Jenny Meyer (26 March 1834 – 20 July 1894) was a German mezzo-soprano and music educator. She had an active career as a concert singer, but chose not to appear in operas despite many offers which she declined. She was the director of the Stern Conservatory in Berlin from 1888 until 1894.

== Life ==
Jenny Meyer was born in Berlin, Germany on 26 March 1834. She was the daughter of Itzig Meyer and his wife Wilhelmine. Her father was a wealthy banker and merchant. Her primary voice teacher was Caroline Caspari with whom she studied privately. She also spent two years studying under Julius Stern at the Stern Conservatory. She began her studies with Stern, her brother-in-law, in 1854 two years after he had married her elder sister Elisabeth (1831–1919).

Meyer had a successful career as a concert mezzo-soprano. Despite many offers to appear in operas, including an invitation to join the Berlin Hofoper, she chose to eschew that medium in favor of the concert stage. She made her concert debut in 1855 in the oratorio Luther by the composer Julius Schneider, and was heard for the first time as a soloist in 1856 at the Gewandhaus in Leipzig. Performances followed in 1857 in Weimar, Hanover, Cologne and Hamburg. She also gave guest performances in Paris, and in 1859 she appeared several times in London in court concerts for Queen Victoria.

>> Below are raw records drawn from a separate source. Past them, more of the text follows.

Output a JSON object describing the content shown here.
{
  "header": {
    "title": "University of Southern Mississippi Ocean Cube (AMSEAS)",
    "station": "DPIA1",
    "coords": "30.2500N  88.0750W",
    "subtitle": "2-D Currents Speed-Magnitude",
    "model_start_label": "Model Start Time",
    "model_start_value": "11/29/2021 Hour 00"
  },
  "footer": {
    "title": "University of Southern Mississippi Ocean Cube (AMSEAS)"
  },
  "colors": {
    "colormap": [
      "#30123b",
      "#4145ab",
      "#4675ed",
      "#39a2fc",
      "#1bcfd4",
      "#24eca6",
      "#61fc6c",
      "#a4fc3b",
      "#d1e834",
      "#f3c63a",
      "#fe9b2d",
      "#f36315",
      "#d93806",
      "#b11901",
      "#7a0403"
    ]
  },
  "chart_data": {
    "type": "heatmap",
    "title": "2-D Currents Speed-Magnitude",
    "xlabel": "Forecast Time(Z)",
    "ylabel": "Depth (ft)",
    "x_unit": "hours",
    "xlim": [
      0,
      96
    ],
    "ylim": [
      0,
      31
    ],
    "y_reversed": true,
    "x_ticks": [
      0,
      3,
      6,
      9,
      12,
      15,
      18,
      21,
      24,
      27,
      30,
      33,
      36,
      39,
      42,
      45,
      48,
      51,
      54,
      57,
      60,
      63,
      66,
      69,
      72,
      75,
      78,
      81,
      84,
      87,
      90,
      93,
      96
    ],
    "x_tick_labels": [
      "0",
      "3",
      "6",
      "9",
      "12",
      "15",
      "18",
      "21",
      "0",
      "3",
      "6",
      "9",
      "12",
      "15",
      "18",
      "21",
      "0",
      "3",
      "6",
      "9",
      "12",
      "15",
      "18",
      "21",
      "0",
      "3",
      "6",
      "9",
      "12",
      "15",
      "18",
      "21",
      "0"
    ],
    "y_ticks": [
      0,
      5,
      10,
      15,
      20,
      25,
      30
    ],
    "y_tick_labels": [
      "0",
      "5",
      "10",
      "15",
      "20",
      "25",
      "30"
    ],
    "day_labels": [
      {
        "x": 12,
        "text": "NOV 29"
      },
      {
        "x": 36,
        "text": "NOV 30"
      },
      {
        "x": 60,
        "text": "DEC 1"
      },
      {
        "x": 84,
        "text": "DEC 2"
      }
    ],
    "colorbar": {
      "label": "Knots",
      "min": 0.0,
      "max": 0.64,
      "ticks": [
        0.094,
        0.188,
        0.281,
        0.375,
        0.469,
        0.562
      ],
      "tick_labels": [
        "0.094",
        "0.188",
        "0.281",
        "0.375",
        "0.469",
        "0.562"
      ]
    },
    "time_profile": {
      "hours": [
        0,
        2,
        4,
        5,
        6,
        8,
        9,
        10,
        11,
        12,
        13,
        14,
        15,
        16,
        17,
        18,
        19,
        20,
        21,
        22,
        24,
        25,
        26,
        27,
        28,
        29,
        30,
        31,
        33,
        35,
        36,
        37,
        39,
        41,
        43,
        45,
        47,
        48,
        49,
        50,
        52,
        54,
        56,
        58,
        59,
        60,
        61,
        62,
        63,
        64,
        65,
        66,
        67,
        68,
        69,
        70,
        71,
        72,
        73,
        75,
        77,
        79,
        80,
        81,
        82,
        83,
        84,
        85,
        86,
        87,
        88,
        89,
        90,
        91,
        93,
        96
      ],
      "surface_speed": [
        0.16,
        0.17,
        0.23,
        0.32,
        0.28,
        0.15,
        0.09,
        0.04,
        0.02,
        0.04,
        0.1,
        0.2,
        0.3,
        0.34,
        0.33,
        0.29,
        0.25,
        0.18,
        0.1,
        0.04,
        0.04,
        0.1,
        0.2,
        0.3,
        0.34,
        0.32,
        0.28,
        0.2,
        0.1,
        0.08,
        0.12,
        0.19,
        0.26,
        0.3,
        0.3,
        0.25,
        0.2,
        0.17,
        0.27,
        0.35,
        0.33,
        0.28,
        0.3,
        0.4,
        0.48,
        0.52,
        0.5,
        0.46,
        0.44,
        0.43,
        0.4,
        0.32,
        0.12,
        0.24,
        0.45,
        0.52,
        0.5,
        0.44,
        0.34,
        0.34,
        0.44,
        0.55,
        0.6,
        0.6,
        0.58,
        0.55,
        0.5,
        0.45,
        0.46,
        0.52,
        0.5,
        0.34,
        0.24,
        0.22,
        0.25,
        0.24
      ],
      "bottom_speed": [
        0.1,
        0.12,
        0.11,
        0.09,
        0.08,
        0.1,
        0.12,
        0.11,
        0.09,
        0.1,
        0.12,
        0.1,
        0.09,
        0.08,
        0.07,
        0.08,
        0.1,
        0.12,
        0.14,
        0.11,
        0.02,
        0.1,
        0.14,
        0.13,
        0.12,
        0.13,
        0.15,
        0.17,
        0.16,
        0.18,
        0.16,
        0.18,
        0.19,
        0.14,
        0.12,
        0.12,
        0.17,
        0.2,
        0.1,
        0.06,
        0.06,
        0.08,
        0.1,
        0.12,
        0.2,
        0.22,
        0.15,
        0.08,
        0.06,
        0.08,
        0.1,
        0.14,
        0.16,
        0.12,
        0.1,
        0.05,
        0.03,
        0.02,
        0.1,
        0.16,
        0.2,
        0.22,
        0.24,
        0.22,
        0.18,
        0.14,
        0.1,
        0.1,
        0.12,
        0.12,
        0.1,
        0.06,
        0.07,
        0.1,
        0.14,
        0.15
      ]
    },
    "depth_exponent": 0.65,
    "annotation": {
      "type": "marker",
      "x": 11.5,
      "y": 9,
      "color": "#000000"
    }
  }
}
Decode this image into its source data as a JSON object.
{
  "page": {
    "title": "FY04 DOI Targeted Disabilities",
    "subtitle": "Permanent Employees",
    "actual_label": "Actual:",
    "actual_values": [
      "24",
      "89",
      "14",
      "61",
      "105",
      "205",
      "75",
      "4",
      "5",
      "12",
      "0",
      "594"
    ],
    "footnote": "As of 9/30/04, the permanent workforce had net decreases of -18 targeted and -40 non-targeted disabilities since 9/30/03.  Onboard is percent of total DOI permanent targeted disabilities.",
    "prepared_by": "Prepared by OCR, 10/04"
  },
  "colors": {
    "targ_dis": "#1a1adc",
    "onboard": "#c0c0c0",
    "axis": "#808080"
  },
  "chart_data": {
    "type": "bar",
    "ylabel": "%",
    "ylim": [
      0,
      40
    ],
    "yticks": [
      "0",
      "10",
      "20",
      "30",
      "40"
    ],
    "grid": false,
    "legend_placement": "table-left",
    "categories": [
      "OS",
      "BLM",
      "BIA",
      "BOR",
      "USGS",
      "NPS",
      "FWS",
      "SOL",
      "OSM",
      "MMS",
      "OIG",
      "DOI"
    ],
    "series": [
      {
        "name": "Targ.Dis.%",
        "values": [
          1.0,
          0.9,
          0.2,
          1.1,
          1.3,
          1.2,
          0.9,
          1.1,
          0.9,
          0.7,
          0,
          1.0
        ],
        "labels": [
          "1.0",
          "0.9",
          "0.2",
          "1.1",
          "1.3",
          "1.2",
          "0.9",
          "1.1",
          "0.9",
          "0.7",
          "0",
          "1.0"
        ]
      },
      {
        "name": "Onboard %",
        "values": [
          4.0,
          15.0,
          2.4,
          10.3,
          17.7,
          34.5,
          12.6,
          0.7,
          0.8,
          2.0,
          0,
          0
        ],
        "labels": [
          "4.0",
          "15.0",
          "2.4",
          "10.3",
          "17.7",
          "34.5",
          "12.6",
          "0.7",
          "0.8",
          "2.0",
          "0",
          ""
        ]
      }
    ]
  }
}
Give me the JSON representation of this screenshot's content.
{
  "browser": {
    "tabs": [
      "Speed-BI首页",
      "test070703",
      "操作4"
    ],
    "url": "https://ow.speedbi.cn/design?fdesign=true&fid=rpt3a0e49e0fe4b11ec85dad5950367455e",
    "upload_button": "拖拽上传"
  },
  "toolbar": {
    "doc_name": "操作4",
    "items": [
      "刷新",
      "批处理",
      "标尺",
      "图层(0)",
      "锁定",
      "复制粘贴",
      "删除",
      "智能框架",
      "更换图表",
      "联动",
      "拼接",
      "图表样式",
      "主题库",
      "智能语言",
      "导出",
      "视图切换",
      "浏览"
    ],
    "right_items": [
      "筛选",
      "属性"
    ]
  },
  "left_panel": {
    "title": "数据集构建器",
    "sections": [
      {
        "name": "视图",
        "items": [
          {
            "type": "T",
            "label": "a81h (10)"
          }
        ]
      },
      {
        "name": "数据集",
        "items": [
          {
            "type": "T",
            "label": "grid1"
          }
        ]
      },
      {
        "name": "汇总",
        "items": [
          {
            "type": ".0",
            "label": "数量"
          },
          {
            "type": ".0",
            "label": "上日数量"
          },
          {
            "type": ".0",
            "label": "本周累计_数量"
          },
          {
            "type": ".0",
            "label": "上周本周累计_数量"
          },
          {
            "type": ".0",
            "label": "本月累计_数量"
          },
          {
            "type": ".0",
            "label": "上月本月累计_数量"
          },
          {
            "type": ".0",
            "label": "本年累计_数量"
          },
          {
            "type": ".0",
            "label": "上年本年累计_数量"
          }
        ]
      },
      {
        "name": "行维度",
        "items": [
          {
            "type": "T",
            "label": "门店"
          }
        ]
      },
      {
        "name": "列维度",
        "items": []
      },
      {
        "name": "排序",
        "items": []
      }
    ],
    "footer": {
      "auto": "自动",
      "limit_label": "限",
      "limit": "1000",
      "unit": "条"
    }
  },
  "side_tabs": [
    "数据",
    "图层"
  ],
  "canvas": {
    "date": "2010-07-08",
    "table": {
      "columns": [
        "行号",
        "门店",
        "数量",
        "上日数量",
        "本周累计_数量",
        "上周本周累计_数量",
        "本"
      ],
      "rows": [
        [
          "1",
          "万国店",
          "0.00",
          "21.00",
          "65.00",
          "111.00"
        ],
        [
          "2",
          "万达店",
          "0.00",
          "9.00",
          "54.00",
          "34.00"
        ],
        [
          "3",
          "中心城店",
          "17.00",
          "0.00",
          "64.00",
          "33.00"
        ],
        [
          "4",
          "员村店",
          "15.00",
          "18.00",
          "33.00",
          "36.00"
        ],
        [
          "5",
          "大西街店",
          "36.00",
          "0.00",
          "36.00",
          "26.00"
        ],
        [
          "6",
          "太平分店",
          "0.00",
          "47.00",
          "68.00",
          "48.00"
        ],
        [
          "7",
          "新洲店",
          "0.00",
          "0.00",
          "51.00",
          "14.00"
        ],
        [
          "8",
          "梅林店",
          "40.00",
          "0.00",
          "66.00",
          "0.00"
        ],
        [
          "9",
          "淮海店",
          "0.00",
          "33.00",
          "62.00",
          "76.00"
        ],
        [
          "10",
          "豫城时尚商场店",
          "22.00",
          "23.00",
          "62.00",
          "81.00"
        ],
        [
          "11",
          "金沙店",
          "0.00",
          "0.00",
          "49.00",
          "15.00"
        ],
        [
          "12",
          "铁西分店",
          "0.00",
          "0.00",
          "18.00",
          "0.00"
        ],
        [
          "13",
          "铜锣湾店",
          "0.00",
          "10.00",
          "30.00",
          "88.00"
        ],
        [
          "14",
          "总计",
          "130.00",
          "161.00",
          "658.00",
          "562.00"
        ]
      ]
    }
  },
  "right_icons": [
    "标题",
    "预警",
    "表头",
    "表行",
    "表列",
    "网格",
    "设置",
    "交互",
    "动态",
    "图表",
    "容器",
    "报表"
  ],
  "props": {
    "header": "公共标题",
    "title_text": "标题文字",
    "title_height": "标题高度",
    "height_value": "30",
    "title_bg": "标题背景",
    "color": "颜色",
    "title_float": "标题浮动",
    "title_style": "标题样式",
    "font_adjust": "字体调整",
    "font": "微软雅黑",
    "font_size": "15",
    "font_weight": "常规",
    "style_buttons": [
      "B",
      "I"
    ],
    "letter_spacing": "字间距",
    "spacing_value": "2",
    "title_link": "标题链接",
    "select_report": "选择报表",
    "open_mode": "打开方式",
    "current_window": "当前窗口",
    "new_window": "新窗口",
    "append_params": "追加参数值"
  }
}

In 1865, Meyer began working as a singing teacher at the Stern Conservatory. After the death of her brother-in-law Julius Stern in 1883, she became the sole owner and from 1888 director of the Conservatory and led it until her death. One of her pupils was contralto Marie Goetze.

In October 1890, her sister Anna Meyer applied to the Emperor and King for "the title of Professor" to Jenny Meyer. The Minister of Education Gustav von Goßler rejected her request with the remark "that it has not been customary in the Prussian administration up too now to distinguish a female person by the title of professor". However, he noted that Jenny Meyer "is known as a capable teacher".

Meyer died in Berlin on 20 July 1894.